Intuition of Shephard's Lemma in Reverse

I am not sure how to word this question. I understand the envelop theorem pretty well and as a result Shepard's Lemma. The proof is relatively straightforward. I am getting stuck on the intuition behind integrating the Hicksian demand function and getting the (total) expenditure function as a result. It seems like this would be some sort of reversal of the envelope theorem.

Suppose we have a two good world. A typical Hicksian demand function can be written as a function of p1, p2, and utility. Using the fundamental theorem of calculus and the envelop theorem, I know that integrating this function over an interval with respect to p1 or p2 will give us back the total expenditure function. So if we integrate over a range with respect to p1, for example, it gives us the change in total expenditure. What's not clear to me is how expenditures on good 2 are being included (intuitively).

In a single-variable integral, it is easy to understand this intuitively. If we have x and we integrate a function f(x) over an interval it is easy to understand this as adding up the infinitely small changes times the rate of change of f'(x) to get the "total" change in f(x). In the Hicksian case, we seem to be adding up the infinitely small changes in price of good 1 times the rate of change (Hicksian demand for good 1) and assuming expenditures on good 2 are constant when they almost certainly wouldn't be. Is there a better way to understand this? Are expenditures on good 2 implicitly included?

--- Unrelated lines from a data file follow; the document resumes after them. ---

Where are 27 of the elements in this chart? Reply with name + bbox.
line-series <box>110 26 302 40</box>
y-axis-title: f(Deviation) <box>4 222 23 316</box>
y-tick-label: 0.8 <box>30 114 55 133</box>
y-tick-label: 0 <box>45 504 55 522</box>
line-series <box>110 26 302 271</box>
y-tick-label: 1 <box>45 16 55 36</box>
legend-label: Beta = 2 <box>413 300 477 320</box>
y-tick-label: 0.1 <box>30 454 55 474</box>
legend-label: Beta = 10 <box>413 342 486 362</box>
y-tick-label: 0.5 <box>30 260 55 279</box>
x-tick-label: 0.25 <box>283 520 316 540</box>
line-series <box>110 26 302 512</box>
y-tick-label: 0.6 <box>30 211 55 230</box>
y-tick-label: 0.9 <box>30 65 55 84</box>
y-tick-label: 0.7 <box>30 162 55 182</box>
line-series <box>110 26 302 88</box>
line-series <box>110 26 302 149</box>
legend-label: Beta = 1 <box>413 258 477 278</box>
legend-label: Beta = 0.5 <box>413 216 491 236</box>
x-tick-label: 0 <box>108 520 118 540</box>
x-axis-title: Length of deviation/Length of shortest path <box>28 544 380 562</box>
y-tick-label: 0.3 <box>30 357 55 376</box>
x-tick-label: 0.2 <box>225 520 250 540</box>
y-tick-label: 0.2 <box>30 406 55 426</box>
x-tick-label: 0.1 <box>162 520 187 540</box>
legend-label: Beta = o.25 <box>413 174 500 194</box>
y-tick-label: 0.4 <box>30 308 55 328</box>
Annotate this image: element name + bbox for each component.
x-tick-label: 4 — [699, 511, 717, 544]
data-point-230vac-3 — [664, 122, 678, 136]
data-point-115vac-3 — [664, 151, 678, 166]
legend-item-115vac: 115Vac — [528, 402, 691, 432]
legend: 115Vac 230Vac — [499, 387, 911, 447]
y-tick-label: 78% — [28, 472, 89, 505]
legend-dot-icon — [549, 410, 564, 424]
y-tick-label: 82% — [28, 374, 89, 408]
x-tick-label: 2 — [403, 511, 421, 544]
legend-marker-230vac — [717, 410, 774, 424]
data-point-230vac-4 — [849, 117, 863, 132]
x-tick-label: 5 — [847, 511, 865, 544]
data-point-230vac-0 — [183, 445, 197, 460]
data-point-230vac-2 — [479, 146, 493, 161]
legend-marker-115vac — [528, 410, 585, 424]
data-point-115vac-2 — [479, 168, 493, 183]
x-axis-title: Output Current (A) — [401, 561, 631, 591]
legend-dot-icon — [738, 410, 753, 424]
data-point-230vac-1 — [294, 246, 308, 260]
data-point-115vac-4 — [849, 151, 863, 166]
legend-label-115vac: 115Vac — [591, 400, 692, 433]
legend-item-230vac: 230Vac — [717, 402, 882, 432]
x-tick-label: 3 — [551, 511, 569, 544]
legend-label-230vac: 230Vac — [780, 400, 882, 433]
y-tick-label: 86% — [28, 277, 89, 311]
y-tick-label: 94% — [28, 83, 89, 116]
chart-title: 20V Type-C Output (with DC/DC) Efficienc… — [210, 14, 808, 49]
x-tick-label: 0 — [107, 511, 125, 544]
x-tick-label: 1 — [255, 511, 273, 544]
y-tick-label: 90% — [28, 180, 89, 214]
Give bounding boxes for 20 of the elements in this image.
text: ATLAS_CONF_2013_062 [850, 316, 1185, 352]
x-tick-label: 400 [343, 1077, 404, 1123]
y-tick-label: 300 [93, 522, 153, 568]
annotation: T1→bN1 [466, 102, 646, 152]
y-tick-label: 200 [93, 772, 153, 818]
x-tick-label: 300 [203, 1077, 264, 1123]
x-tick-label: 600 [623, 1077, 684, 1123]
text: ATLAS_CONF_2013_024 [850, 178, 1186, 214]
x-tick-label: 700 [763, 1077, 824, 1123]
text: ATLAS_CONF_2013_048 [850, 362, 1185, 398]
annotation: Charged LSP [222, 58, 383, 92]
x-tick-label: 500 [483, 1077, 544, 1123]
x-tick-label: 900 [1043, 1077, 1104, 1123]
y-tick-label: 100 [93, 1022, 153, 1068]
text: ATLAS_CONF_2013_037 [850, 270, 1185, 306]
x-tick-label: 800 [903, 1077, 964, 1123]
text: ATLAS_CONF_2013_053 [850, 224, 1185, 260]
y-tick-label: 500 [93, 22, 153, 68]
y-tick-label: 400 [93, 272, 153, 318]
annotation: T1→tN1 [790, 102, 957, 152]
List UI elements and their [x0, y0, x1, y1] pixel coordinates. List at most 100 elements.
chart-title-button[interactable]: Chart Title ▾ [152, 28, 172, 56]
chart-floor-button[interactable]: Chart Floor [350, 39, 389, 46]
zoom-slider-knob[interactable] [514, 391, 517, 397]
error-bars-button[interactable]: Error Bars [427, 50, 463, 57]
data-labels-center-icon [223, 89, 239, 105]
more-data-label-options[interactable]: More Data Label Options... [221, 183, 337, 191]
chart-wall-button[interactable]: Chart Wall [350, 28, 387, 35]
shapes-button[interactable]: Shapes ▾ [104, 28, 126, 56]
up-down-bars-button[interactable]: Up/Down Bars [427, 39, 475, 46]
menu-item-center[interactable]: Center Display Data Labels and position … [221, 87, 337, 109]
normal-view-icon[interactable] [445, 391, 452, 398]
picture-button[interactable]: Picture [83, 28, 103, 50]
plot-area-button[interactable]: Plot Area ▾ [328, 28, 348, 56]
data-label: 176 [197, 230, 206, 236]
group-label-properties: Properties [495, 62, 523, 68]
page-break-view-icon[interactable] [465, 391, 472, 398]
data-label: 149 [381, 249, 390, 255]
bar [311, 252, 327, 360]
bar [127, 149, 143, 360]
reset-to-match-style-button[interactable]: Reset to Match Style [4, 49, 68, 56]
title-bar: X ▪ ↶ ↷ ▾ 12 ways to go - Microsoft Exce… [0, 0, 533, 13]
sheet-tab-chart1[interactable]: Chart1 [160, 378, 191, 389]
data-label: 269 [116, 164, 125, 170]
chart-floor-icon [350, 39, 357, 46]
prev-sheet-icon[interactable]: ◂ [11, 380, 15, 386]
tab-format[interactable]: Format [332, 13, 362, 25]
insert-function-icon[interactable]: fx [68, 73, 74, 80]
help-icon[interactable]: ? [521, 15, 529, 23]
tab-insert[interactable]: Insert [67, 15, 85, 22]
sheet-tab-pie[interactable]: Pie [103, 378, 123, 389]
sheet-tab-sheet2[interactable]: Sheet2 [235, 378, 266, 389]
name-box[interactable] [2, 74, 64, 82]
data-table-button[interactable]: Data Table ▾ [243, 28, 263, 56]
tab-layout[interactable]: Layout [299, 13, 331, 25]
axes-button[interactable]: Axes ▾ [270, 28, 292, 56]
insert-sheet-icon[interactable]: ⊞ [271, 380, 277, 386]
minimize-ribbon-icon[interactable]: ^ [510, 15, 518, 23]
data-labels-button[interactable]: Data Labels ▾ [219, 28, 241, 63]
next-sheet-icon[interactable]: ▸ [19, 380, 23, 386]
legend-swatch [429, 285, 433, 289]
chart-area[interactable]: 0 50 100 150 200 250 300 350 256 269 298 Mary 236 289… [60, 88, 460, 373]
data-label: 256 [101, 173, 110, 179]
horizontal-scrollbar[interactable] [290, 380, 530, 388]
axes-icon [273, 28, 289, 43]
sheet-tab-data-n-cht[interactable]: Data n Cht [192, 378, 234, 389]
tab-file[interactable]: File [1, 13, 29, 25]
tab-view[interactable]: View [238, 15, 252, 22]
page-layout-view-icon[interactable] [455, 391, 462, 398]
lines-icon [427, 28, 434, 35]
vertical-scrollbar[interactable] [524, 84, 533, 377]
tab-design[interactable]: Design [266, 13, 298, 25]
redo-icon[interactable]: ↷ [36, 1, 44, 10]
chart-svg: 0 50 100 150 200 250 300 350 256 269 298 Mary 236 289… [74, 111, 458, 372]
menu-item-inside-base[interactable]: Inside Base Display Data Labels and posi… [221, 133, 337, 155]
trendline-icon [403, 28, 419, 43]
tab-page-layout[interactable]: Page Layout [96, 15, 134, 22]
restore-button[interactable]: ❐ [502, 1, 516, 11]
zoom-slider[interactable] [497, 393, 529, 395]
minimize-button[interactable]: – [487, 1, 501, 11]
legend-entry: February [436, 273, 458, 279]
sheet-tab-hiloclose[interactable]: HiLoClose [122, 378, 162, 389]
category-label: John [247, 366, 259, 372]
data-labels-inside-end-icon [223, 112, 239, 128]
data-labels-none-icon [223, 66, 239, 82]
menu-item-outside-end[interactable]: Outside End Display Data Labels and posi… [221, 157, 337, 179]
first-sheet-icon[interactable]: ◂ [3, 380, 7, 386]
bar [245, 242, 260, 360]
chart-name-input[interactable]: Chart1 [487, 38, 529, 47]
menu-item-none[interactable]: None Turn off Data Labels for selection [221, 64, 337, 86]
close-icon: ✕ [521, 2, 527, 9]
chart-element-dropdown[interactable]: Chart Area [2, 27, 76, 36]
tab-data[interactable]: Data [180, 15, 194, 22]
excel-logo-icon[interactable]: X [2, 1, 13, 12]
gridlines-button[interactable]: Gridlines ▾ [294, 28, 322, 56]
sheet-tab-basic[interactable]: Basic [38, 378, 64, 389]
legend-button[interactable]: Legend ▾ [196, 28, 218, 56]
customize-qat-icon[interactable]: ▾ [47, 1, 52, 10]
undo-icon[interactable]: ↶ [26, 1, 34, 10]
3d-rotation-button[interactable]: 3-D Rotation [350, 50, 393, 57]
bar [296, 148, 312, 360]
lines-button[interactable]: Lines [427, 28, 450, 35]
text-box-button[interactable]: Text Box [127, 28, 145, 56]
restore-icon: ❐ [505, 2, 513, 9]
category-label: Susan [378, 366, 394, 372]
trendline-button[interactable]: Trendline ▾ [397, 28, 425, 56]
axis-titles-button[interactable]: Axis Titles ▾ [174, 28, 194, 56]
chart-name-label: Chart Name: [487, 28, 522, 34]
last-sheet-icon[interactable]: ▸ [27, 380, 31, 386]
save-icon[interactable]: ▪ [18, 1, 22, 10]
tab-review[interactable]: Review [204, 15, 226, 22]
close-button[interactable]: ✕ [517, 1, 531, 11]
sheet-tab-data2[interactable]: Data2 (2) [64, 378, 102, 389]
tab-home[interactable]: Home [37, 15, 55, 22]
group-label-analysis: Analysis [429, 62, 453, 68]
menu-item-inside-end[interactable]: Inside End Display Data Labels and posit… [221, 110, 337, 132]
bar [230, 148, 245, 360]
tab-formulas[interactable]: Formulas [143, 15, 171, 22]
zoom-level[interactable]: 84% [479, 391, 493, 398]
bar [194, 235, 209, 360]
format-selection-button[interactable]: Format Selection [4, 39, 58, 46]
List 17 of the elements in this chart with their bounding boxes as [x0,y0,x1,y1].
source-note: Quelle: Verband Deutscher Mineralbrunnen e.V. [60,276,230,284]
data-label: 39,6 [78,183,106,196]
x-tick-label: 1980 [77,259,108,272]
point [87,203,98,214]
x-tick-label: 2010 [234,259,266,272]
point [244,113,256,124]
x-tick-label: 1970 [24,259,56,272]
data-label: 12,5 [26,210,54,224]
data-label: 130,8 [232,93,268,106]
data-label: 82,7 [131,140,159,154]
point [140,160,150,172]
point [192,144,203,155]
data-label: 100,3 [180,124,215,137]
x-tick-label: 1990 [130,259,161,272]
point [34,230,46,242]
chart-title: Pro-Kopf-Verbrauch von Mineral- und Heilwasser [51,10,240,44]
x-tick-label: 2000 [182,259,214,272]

Expenditures on good $$2$$ are, indeed, included and can vary.
We know from Shephard's lemma that whenever the marginal change in expenditure for good $$1$$ with respect to its price varies with the price of good $$1$$, the Hicksian demand for good $$1$$ must vary too. But since utility is fixed, changes in the Hicksian demand for good $$1$$ require changes in the Hicksian demand for good $$2$$, a move along the indifference curve. And since we do not change the price of good $$2$$, the expenditure on good $$2$$ must vary too.